For context, I'm want to receive a cumulative total of users created, grouped by their creation date. I've simplified the query greatly for the sake of this bug, but ultimately want to end up with something like:
| year | total |
|---|---|
| 2020 | 10 |
| 2021 | 20 |
| 2022 | 30 |
Where there were 10 users added each year. In my actual query I'm using date_part to get the year, but this isn't supported out of the box with pg-mem so I've left it off the example. I was able to add that function in using registerFunction but wanted to have something that you could reproduce in the playground, and for the sake of this bug, date_part isn't relevant.
To Reproduce
create table users ( "user_id" text, "user_created_at" timestamptz default current_timestamp );
insert into users (user_id) values ('first'), ('second'), ('third');
SELECT
SUM(COUNT(*)) OVER(ORDER BY user_created_at) as count,
user_created_at
FROM users
WHERE user_created_at >= '2020-01-01 00:00:00.000+00'
GROUP BY user_created_at
ORDER BY user_created_at
pg-mem version
2.3.3
Hi !
Thanks for the report (and sorry for the late reply).
"OVER" keyword is not supported yet in pg-mem. It will come, but I cant give an ETA yet :/
That said, correct me if I'm wrong, but it seems that your statement above doesnt need an "OVER" clause, it seems equivalent to:
SELECT
COUNT(*) as count,
user_created_at
FROM test
WHERE user_created_at >= '2020-01-01 00:00:00.000+00'
GROUP BY user_created_at
ORDER BY user_created_at
Or do you have simplified a more complex request ?
Anyway, I've improved the corresponding error message in the release to come so others wont be confused :)
No worries, thanks for the update all the same. For the time being I've just stubbed out the query in my tests.
I have simplified a more complex query but even with the simplified example the difference is subtle but distinct. Using OVER in the way above will allow me to get the cumulative total. E.g. given the following table ( simplified for brevity ):
| user_id | user_created_at |
|---|---|
| id-1 | 2020-01-01 |
| id-2 | 2020-01-01 |
| id-3 | 2020-01-02 |
| id-4 | 2020-02-01 |
Without OVER, I would get the following:
| count | user_created_at |
|---|---|
| 2020-01-01 | 2 |
| 2020-01-02 | 1 |
| 2020-02-01 | 1 |
Which is the count of users created grouped by each day.
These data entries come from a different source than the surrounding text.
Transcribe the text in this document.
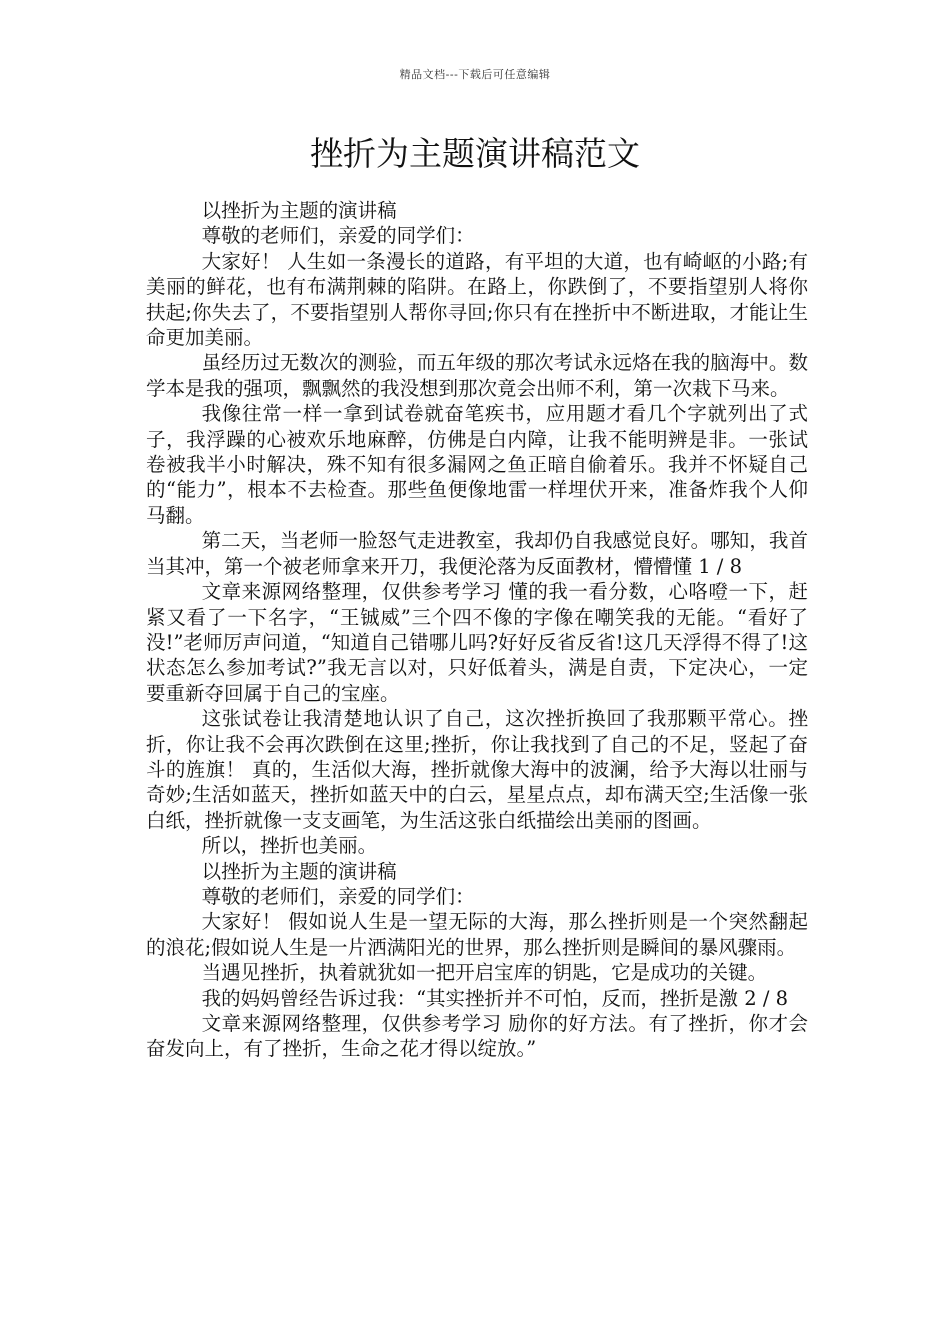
精品文档---下载后可任意编辑
挫折为主题演讲稿范文

以挫折为主题的演讲稿

尊敬的老师们，亲爱的同学们：

大家好！ 人生如一条漫长的道路，有平坦的大道，也有崎岖的小路;有美丽的鲜花，也有布满荆棘的陷阱。在路上，你跌倒了，不要指望别人将你扶起;你失去了，不要指望别人帮你寻回;你只有在挫折中不断进取，才能让生命更加美丽。

虽经历过无数次的测验，而五年级的那次考试永远烙在我的脑海中。数学本是我的强项，飘飘然的我没想到那次竟会出师不利，第一次栽下马来。

我像往常一样一拿到试卷就奋笔疾书，应用题才看几个字就列出了式子，我浮躁的心被欢乐地麻醉，仿佛是白内障，让我不能明辨是非。一张试卷被我半小时解决，殊不知有很多漏网之鱼正暗自偷着乐。我并不怀疑自己的“能力”，根本不去检查。那些鱼便像地雷一样埋伏开来，准备炸我个人仰马翻。

第二天，当老师一脸怒气走进教室，我却仍自我感觉良好。哪知，我首当其冲，第一个被老师拿来开刀，我便沦落为反面教材，懵懵懂 1 / 8

文章来源网络整理，仅供参考学习 懂的我一看分数，心咯噔一下，赶紧又看了一下名字，“王铖威”三个四不像的字像在嘲笑我的无能。“看好了没!”老师厉声问道，“知道自己错哪儿吗?好好反省反省!这几天浮得不得了!这状态怎么参加考试?”我无言以对，只好低着头，满是自责，下定决心，一定要重新夺回属于自己的宝座。

这张试卷让我清楚地认识了自己，这次挫折换回了我那颗平常心。挫折，你让我不会再次跌倒在这里;挫折，你让我找到了自己的不足，竖起了奋斗的旌旗！ 真的，生活似大海，挫折就像大海中的波澜，给予大海以壮丽与奇妙;生活如蓝天，挫折如蓝天中的白云，星星点点，却布满天空;生活像一张白纸，挫折就像一支支画笔，为生活这张白纸描绘出美丽的图画。

所以，挫折也美丽。

以挫折为主题的演讲稿

尊敬的老师们，亲爱的同学们：

大家好！ 假如说人生是一望无际的大海，那么挫折则是一个突然翻起的浪花;假如说人生是一片洒满阳光的世界，那么挫折则是瞬间的暴风骤雨。

当遇见挫折，执着就犹如一把开启宝库的钥匙，它是成功的关键。

我的妈妈曾经告诉过我：“其实挫折并不可怕，反而，挫折是激 2 / 8

文章来源网络整理，仅供参考学习 励你的好方法。有了挫折，你才会奋发向上，有了挫折，生命之花才得以绽放。”
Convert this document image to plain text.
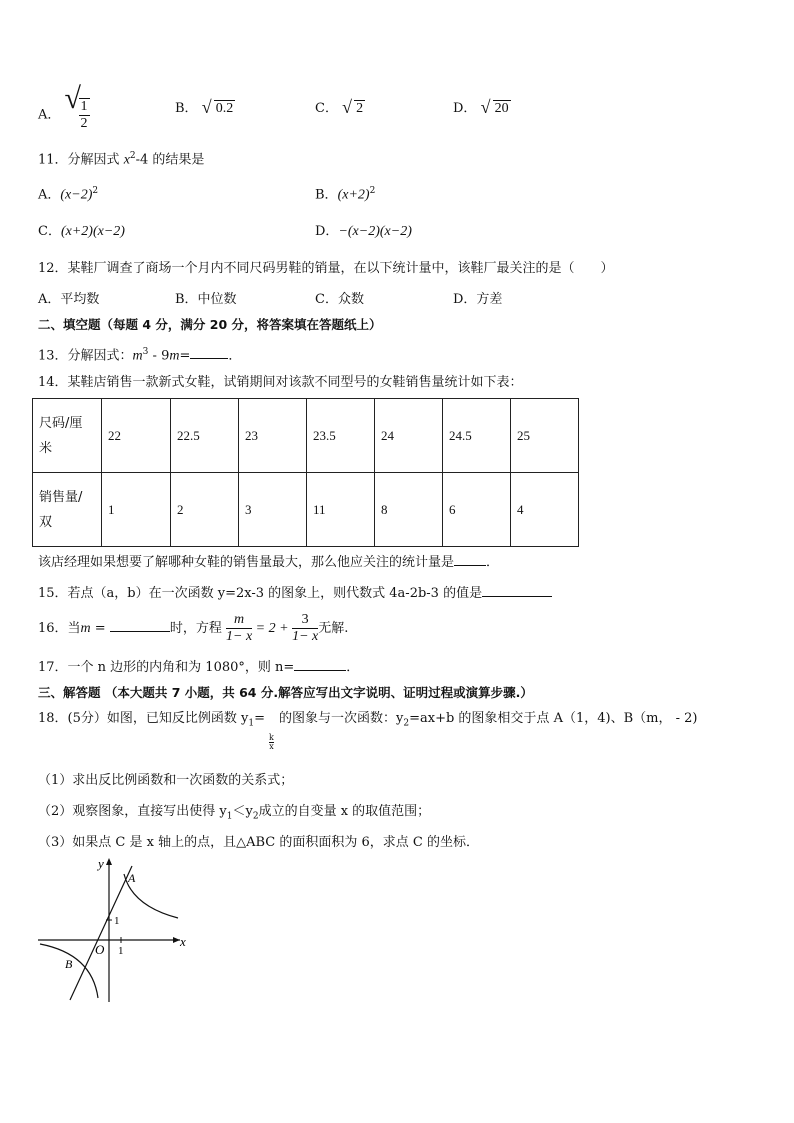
A． √
$\frac{1}{2}$	B． √ 0.2	C． √ 2	D． √ 20
11．分解因式 $x^2-4$ 的结果是
A．$(x-2)^2$	B．$(x+2)^2$
C．(x+2)(x−2)	D．−(x−2)(x−2)
12．某鞋厂调查了商场一个月内不同尺码男鞋的销量，在以下统计量中，该鞋厂最关注的是（　　）
A．平均数	B．中位数	C．众数	D．方差
二、填空题（每题 4 分，满分 20 分，将答案填在答题纸上）
13．分解因式：$m^3 - 9m=$	．
14．某鞋店销售一款新式女鞋，试销期间对该款不同型号的女鞋销售量统计如下表：
尺码/厘
米	22	22.5	23	23.5	24	24.5	25
销售量/
双	1	2	3	11	8	6	4
该店经理如果想要了解哪种女鞋的销售量最大，那么他应关注的统计量是 ．
15．若点（a，b）在一次函数 y=2x-3 的图象上，则代数式 4a-2b-3 的值是
16．当m =	时，方程 $\frac{m}{1- x} = 2 + \frac{3}{1- x}$ 无解.
17．一个 n 边形的内角和为 1080°，则 n=	．
三、解答题 （本大题共 7 小题，共 64 分.解答应写出文字说明、证明过程或演算步骤.）
18．(5分）如图，已知反比例函数 $y_1=$
k
x
的图象与一次函数：$y_2=ax+b$ 的图象相交于点 A（1，4)、B（m， - 2)
（1）求出反比例函数和一次函数的关系式；
（2）观察图象，直接写出使得 $y_1<y_2$成立的自变量 x 的取值范围；
（3）如果点 C 是 x 轴上的点，且△ABC 的面积面积为 6，求点 C 的坐标．
y
x
O 1
1
A
B
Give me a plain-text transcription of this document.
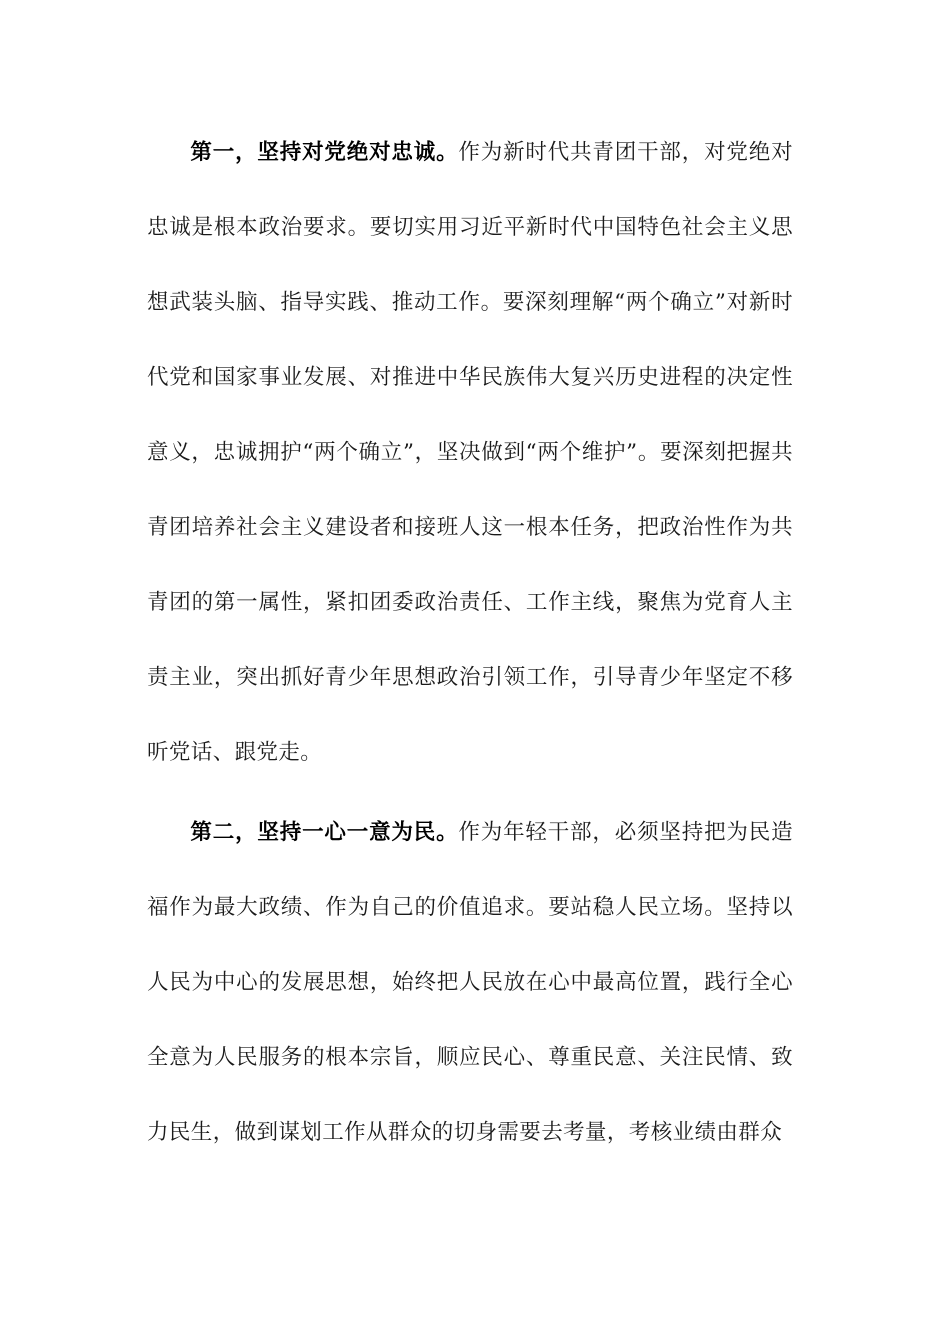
第一，坚持对党绝对忠诚。作为新时代共青团干部，对党绝对忠诚是根本政治要求。要切实用习近平新时代中国特色社会主义思想武装头脑、指导实践、推动工作。要深刻理解“两个确立”对新时代党和国家事业发展、对推进中华民族伟大复兴历史进程的决定性意义，忠诚拥护“两个确立”，坚决做到“两个维护”。要深刻把握共青团培养社会主义建设者和接班人这一根本任务，把政治性作为共青团的第一属性，紧扣团委政治责任、工作主线，聚焦为党育人主责主业，突出抓好青少年思想政治引领工作，引导青少年坚定不移听党话、跟党走。

第二，坚持一心一意为民。作为年轻干部，必须坚持把为民造福作为最大政绩、作为自己的价值追求。要站稳人民立场。坚持以人民为中心的发展思想，始终把人民放在心中最高位置，践行全心全意为人民服务的根本宗旨，顺应民心、尊重民意、关注民情、致力民生，做到谋划工作从群众的切身需要去考量，考核业绩由群众
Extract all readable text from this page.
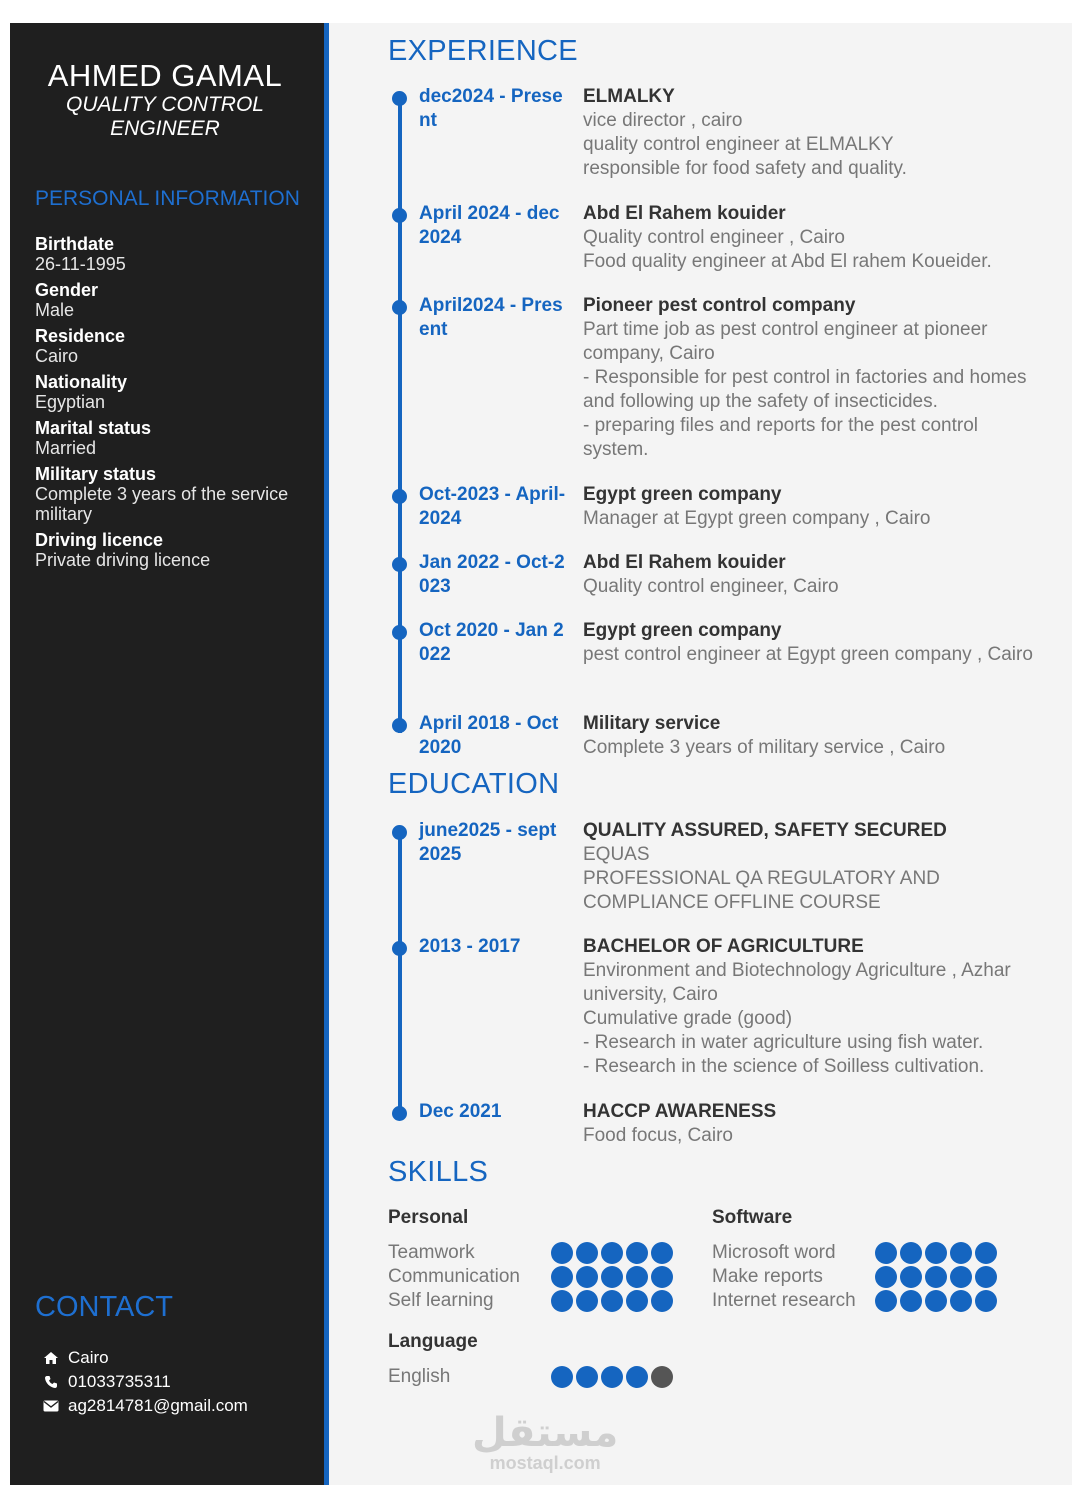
AHMED GAMAL
QUALITY CONTROL
ENGINEER
PERSONAL INFORMATION
Birthdate
26-11-1995
Gender
Male
Residence
Cairo
Nationality
Egyptian
Marital status
Married
Military status
Complete 3 years of the service military
Driving licence
Private driving licence
CONTACT
Cairo
01033735311
ag2814781@gmail.com
EXPERIENCE
dec2024 - Present
ELMALKY
vice director , cairo
quality control engineer at ELMALKY
responsible for food safety and quality.
April 2024 - dec 2024
Abd El Rahem kouider
Quality control engineer , Cairo
Food quality engineer at Abd El rahem Koueider.
April2024 - Present
Pioneer pest control company
Part time job as pest control engineer at pioneer company, Cairo
- Responsible for pest control in factories and homes and following up the safety of insecticides.
- preparing files and reports for the pest control system.
Oct-2023 - April-2024
Egypt green company
Manager at Egypt green company , Cairo
Jan 2022 - Oct-2023
Abd El Rahem kouider
Quality control engineer, Cairo
Oct 2020 - Jan 2022
Egypt green company
pest control engineer at Egypt green company , Cairo
April 2018 - Oct 2020
Military service
Complete 3 years of military service , Cairo
EDUCATION
june2025 - sept 2025
QUALITY ASSURED, SAFETY SECURED
EQUAS
PROFESSIONAL QA REGULATORY AND COMPLIANCE OFFLINE COURSE
2013 - 2017	BACHELOR OF AGRICULTURE
Environment and Biotechnology Agriculture , Azhar university, Cairo
Cumulative grade (good)
- Research in water agriculture using fish water.
- Research in the science of Soilless cultivation.
Dec 2021	HACCP AWARENESS
Food focus, Cairo
SKILLS
Personal
Teamwork
Communication
Self learning
Software
Microsoft word
Make reports
Internet research
Language
English
مستقل
mostaql.com
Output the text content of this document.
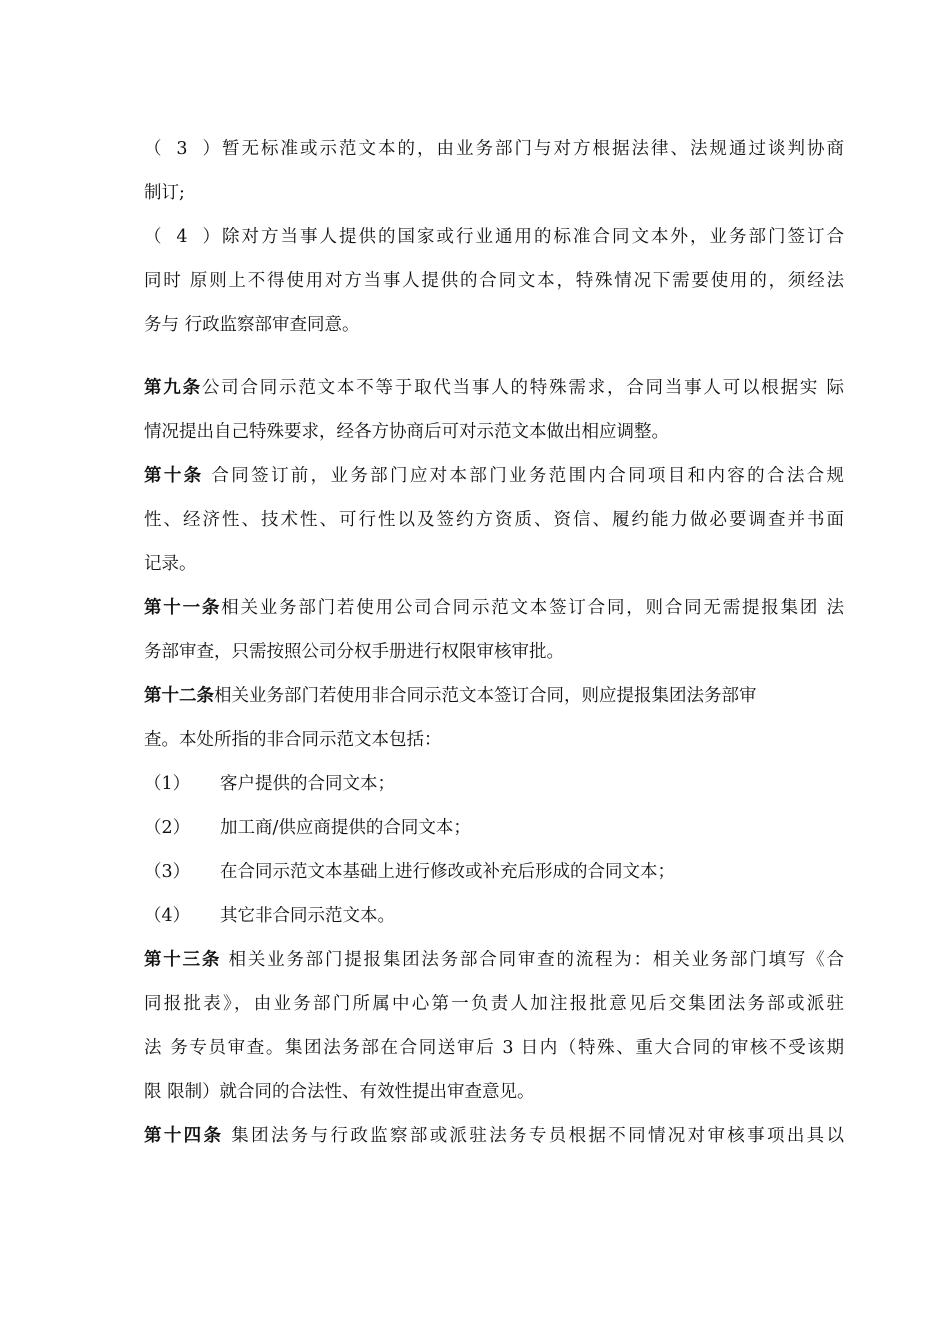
（3）暂无标准或示范文本的，由业务部门与对方根据法律、法规通过谈判协商
制订;
（4）除对方当事人提供的国家或行业通用的标准合同文本外，业务部门签订合
同时 原则上不得使用对方当事人提供的合同文本，特殊情况下需要使用的，须经法
务与 行政监察部审查同意。
第九条公司合同示范文本不等于取代当事人的特殊需求，合同当事人可以根据实 际
情况提出自己特殊要求，经各方协商后可对示范文本做出相应调整。
第十条 合同签订前，业务部门应对本部门业务范围内合同项目和内容的合法合规
性、经济性、技术性、可行性以及签约方资质、资信、履约能力做必要调查并书面
记录。
第十一条相关业务部门若使用公司合同示范文本签订合同，则合同无需提报集团 法
务部审查，只需按照公司分权手册进行权限审核审批。
第十二条相关业务部门若使用非合同示范文本签订合同，则应提报集团法务部审
查。本处所指的非合同示范文本包括：
（1） 客户提供的合同文本；
（2） 加工商/供应商提供的合同文本；
（3） 在合同示范文本基础上进行修改或补充后形成的合同文本；
（4） 其它非合同示范文本。
第十三条 相关业务部门提报集团法务部合同审查的流程为：相关业务部门填写《合
同报批表》，由业务部门所属中心第一负责人加注报批意见后交集团法务部或派驻
法 务专员审查。集团法务部在合同送审后 3 日内（特殊、重大合同的审核不受该期
限 限制）就合同的合法性、有效性提出审查意见。
第十四条 集团法务与行政监察部或派驻法务专员根据不同情况对审核事项出具以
E.g. 2 signed up on the 1st of Jan, 1 on the 2nd of Jan, etc
However, using count I'll get the cumulative running total:
| count | user_created_at |
|---|---|
| 2020-01-01 | 2 |
| 2020-01-02 | 3 |
| 2020-02-01 | 4 |
Which is helpful to see how the total user base has grown over time. E.g. on the 1st of Jan we had 2 total users, on the 2nd of Jan we had 3 total users, etc.
Of course I could easily do the former and sum it up myself with a function afterwards, but it's nice and easy to just query it straight from the DB.
thanks for the details
I was looking at using pg-mem for tests and while looking into another issue found this one. Unfortunately OVER is the way we handle pagination for most of our API queries, so missing this means we can't use this great project :(. Just commenting for more context that this is a pretty common pagination + total pages technique, I'll keep an eye on this issue for whenever OVER does make its way in!
@oguimbal Hello, its been a while that this issue was not seen. Do you have more of an ETA regarding this feature or is it still not yet priorized ? :)